Tıpkı, Hz. İbrahim’in, “Rabbim! Beni ve soyumdan gelecekleri namaz kılanlardan eyle. Ey Rabbimiz, duamı kabul et” ( İbrahim/40) ayetinde olduğu gibi çocuklar için dua edilmesi gerektiği ve çocuklara ilk öğretilecek olanın namaz ibadetinin olması gerektiği vurgulanmaktadır.

Ailene namazı emret, sen de namaza devam et. (Rızkı bahane etme) Senden rızık istemez, sana rızık veririz. Mutlu son, Allah’tan çekinerek kendini korumanındır (takvanındır).(Ta-Ha/132)

Elçimizin konuyla ilgili dikkat çekici olabilecek hadisleri de şunlardır:

“Kişinin çocuğunu eğitmesi, sadaka vermesinden daha üstün bir ibadettir”

“Çocuğa güzel bir isim verilmesi ve güzelce terbiye edilmesi, onun anne babası üzerindeki haklarından biridir”

“Bir babanın evladına verebileceği en değerli hediye (bırakabileceği en kıymetli miras) güzel terbiyedir (iyi bir eğitimdir)”

“Çocuklarınıza ikramda bulunun ve onları iyi terbiye edin”

Çocuğun öz yapısını bozan anne ve babasıdır!

“Her doğan fıtrat üzere doğar. Sonra annesiyle babası onu Yahudi, Nasranî veya Mecusi yaparlar.”

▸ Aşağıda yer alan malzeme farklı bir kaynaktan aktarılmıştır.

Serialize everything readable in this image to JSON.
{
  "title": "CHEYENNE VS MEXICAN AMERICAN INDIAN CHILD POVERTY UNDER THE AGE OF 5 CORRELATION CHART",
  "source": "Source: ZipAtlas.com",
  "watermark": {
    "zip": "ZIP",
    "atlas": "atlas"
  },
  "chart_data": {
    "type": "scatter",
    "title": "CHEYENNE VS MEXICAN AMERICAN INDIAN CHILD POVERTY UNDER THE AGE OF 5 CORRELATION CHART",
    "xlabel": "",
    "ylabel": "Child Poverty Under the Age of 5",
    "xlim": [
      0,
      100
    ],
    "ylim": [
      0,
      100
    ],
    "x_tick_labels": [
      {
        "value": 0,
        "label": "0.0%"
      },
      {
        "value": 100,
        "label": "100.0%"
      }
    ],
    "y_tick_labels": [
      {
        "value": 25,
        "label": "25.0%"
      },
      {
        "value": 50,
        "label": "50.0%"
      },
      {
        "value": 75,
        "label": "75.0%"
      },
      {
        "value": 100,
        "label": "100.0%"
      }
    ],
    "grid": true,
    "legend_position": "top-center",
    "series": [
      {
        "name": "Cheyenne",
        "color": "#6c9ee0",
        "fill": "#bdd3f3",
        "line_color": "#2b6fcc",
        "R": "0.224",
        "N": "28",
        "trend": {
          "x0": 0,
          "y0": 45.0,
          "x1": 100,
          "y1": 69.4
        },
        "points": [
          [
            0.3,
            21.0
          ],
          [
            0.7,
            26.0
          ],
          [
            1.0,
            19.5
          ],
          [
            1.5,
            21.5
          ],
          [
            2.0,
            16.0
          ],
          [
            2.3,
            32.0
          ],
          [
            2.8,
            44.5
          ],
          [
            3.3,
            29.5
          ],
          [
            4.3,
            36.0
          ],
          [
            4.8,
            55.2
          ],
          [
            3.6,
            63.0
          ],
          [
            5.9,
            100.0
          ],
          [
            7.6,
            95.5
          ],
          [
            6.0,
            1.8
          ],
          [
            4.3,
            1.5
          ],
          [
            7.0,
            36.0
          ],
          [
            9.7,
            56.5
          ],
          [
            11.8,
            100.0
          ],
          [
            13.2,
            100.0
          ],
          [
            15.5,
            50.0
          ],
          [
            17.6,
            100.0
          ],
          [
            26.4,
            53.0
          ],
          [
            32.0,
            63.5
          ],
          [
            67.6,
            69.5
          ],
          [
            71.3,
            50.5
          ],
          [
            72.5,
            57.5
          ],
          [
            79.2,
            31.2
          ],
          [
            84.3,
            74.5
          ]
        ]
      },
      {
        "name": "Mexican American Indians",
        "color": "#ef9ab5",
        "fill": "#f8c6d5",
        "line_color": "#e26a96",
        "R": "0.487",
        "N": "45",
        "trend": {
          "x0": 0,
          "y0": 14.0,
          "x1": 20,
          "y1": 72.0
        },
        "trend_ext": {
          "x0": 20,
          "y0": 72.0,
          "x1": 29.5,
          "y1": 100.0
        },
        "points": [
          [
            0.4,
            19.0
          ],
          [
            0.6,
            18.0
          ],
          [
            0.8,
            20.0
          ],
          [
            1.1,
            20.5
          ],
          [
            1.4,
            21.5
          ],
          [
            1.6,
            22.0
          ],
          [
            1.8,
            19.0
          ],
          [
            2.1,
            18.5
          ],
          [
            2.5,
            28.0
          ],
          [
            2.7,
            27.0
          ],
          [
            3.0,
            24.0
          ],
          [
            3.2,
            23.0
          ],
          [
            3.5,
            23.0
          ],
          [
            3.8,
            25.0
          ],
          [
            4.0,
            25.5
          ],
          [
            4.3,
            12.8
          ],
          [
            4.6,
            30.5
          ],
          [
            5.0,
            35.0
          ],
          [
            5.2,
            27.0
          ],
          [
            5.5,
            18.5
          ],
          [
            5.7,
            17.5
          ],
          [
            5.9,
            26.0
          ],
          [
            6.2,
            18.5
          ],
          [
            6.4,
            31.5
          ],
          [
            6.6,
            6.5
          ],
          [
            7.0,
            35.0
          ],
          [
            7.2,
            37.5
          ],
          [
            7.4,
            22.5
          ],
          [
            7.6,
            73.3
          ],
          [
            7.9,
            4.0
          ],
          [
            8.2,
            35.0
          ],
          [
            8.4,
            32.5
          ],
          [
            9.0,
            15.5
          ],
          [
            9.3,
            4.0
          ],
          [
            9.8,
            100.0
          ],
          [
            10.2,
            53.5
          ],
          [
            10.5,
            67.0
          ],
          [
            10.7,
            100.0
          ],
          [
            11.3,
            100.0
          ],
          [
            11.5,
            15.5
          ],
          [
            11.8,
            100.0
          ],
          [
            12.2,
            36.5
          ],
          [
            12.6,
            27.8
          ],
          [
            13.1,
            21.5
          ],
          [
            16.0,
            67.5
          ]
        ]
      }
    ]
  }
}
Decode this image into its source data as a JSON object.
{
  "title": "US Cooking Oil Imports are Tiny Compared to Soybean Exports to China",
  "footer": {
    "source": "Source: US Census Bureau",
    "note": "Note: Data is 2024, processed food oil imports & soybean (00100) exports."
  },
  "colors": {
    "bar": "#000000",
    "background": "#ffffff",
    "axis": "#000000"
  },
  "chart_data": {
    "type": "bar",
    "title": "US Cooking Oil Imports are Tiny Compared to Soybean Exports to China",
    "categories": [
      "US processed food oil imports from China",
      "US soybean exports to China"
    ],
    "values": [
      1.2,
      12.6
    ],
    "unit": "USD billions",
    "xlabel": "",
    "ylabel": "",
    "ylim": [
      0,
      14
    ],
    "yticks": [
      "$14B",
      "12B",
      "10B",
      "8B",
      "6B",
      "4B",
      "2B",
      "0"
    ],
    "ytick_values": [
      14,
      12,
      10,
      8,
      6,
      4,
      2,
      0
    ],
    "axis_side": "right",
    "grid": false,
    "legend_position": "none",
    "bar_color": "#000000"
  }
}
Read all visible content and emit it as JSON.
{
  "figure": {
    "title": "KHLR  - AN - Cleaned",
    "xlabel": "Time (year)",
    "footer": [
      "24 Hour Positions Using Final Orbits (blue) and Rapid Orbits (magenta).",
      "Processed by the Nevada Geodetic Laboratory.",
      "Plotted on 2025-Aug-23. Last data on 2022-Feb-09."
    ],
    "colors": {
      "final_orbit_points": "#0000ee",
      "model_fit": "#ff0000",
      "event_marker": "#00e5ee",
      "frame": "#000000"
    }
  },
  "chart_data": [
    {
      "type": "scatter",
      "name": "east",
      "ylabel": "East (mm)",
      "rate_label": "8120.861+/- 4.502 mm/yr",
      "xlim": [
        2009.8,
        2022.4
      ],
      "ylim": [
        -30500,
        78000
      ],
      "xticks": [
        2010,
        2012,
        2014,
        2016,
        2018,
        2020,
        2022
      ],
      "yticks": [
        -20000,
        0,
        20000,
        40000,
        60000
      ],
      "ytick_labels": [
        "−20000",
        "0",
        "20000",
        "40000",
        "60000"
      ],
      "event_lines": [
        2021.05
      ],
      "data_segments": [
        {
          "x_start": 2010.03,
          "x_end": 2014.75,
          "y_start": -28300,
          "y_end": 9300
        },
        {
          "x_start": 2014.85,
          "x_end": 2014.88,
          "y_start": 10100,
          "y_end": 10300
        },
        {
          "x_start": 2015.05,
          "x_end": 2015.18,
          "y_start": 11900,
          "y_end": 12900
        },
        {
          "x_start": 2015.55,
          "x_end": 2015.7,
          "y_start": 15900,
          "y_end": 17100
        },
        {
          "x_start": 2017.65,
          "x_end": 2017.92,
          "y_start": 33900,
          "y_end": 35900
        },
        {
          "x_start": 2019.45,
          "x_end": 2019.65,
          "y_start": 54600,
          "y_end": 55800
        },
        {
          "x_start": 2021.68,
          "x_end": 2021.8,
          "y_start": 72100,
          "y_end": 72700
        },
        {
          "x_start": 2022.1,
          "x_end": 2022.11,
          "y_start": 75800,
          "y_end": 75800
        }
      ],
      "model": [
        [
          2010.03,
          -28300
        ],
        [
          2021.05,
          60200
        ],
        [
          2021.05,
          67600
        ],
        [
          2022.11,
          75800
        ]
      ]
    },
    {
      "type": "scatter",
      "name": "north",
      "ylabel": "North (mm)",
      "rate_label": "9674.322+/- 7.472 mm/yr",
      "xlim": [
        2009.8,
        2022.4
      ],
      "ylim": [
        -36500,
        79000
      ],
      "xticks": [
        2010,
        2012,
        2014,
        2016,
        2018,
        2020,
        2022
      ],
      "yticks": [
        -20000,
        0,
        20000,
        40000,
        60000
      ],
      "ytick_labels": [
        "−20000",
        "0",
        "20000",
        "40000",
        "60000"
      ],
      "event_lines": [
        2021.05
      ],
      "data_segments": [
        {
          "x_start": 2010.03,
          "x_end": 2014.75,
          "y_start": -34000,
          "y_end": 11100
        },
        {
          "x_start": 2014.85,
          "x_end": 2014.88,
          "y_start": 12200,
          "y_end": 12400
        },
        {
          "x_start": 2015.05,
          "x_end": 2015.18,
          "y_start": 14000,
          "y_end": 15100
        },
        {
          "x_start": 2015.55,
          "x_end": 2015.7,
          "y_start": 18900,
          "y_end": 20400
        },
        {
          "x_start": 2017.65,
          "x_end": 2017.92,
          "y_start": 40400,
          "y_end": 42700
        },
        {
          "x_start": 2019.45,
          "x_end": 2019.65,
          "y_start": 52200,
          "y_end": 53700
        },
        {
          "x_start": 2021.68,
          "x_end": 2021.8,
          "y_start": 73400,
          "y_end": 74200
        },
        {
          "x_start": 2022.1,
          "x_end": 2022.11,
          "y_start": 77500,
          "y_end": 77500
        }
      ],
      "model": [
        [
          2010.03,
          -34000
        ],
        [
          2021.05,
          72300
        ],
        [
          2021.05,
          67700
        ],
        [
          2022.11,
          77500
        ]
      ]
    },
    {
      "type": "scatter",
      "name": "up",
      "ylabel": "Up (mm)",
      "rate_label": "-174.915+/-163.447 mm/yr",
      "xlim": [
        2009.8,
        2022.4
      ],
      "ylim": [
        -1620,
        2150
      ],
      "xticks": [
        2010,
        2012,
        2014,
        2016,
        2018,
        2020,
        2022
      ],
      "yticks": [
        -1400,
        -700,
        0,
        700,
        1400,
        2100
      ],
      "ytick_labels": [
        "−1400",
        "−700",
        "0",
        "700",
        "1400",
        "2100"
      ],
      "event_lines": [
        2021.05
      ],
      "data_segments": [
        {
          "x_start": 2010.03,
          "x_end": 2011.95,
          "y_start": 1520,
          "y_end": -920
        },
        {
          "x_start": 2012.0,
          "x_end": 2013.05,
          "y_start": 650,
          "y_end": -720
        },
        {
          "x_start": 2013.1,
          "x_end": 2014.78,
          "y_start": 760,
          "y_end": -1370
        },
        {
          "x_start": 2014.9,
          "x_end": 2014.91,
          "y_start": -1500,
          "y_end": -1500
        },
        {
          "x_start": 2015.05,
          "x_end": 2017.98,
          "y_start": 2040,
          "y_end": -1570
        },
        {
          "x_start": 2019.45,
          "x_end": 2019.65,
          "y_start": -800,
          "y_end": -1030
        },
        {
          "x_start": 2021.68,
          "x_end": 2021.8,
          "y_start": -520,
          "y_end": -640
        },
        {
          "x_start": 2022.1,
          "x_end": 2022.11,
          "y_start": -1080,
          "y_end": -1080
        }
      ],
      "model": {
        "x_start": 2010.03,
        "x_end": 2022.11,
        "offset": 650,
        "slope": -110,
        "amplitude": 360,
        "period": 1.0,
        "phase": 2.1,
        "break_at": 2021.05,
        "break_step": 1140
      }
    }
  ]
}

Kişi aile içinde kimlik kazanır. Pedagoglara göre çocuğun bütün tutum ve davranışlarının arkasında aile vardır. Anne ve babanın davranışları çocuğun kişiliğinin gelişmesinde nasıl yönlendirici oluyorsa, aynı şekilde anne ve babanın dini yaşayış tarzları çocuğun dini kişilik kazanmasında yönlendiricidir.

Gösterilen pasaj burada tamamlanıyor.